Seyyid Kutub = Eğer sen yeryüzünde yaşayan insanların çoğuna uyacak olursan, bunlar seni Allah'ın yolundan saptırırlar. Onlar sadece zanların, sanıların peşinde giderler, sırf tahmin yürütürler.
Suat Yıldırım = Eğer dünyada bulunan insanların çoğuna uyarsan, seni Allah’ın yolundan saptırırlar. Onlar sırf zanna uyarlar ve kafadan atarlar.
Süleyman Ateş = Yeryüzünde bulunan(insan)ların çoğuna uysan, seni Allâh'ın yolundan saptırırlar. Onlar sadece zannediyorlar ve onlar sadece saçmalıyorlar.

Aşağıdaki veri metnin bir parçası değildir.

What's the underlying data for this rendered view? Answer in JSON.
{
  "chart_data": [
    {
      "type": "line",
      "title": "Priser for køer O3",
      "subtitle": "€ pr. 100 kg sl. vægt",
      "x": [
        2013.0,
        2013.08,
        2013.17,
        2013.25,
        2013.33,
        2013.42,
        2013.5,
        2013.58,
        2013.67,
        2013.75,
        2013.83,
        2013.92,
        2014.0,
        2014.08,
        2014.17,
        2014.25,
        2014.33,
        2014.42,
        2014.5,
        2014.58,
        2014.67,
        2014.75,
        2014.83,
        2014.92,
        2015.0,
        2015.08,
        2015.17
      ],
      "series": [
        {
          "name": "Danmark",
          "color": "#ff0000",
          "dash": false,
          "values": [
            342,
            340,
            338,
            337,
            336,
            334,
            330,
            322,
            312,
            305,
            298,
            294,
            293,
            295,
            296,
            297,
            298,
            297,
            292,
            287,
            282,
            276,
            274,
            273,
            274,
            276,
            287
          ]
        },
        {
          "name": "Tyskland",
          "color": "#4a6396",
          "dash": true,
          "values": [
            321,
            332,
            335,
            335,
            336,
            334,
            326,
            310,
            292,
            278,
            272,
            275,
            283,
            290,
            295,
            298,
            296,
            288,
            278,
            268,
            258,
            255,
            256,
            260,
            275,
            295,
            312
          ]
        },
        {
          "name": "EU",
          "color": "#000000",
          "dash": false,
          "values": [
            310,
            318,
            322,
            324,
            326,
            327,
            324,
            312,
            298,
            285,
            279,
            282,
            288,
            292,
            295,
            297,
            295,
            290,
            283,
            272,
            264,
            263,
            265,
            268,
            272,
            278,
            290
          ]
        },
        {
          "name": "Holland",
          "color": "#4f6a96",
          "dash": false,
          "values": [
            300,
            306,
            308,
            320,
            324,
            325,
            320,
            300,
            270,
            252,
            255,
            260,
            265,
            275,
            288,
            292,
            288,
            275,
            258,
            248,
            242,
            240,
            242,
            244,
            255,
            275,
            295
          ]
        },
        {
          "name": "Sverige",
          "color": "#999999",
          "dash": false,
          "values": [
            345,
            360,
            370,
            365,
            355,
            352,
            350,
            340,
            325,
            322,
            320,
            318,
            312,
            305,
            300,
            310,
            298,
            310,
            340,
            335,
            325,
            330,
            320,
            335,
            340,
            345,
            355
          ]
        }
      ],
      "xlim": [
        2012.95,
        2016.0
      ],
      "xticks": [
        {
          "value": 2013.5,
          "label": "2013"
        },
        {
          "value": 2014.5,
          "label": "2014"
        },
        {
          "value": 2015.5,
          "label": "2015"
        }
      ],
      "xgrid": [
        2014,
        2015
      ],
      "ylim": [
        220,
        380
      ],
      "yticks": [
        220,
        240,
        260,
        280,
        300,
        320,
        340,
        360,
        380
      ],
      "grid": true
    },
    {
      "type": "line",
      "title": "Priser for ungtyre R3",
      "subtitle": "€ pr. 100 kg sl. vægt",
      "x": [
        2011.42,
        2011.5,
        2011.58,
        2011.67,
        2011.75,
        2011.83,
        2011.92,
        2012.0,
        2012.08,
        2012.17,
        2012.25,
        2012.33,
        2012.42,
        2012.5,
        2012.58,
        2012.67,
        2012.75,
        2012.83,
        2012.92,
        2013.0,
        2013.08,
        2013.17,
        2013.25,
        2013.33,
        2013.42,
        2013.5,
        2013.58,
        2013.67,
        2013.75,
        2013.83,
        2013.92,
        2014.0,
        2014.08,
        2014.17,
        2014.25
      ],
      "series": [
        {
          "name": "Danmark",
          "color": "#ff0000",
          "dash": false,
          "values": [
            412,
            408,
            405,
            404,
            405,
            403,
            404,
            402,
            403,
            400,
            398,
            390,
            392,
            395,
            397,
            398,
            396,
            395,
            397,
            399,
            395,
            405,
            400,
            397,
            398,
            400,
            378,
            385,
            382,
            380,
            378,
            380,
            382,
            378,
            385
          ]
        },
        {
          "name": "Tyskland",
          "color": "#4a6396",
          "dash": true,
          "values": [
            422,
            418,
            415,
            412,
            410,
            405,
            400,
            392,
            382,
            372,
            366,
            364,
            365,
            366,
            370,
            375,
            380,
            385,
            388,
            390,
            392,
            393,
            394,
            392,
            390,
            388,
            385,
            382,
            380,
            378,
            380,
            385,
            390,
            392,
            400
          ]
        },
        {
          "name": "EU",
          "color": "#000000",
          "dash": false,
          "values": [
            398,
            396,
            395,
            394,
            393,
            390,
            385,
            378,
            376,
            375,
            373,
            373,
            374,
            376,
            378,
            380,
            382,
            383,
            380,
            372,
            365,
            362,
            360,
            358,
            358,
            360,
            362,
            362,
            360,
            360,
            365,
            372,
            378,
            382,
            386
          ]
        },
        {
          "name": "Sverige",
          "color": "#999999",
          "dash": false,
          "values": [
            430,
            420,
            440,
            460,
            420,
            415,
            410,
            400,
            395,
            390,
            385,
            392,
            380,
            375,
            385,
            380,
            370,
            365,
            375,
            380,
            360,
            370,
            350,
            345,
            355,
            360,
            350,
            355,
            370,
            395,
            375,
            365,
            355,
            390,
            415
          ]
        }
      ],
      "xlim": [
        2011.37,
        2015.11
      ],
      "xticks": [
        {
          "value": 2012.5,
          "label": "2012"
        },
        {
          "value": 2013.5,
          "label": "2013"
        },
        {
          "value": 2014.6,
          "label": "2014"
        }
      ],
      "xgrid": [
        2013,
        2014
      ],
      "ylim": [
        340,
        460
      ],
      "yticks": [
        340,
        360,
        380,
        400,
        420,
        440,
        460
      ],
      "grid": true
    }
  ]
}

Tefhim-ul Kuran = Yeryüzünde olanların çoğunluğuna uyacak olursan, seni Allah'ın yolundan şaşırtıp saptırırlar. Onlar ancak zanna uyarlar ve onlar ancak 'zan ve tahminle yalan söylerler.'
Ümit Şimşek = Yeryüzündekilerin çoğunluğuna uyacak olursan seni Allah yolundan saptırırlar. Onlar ancak zan peşinde gider ve uydurup dururlar.
Yaşar Nuri Öztürk = Yeryüzündeki insanların çoğunluğuna uyarsan seni Allah yolundan saptırırlar. Sadece sanıya uyarlar onlar ve sadece saçmalarlar.
İskender Ali Mihr = Ve yeryüzünde bulunanların çoğuna itaat edersen, seni Allah’ın yolundan saptırırlar. Onlar, ancak zanna tâbî olurlar. Ve onlar, ancak yalan uydururlar.
İlyas Yorulmaz = Sen yeryüzünde yaşayanların çoğunun arzularına uyarsan, seni Allah’ın yolundan saptırırlar. Onlar zanna uyuyorlar ve yalnızca yalan söylüyorlar.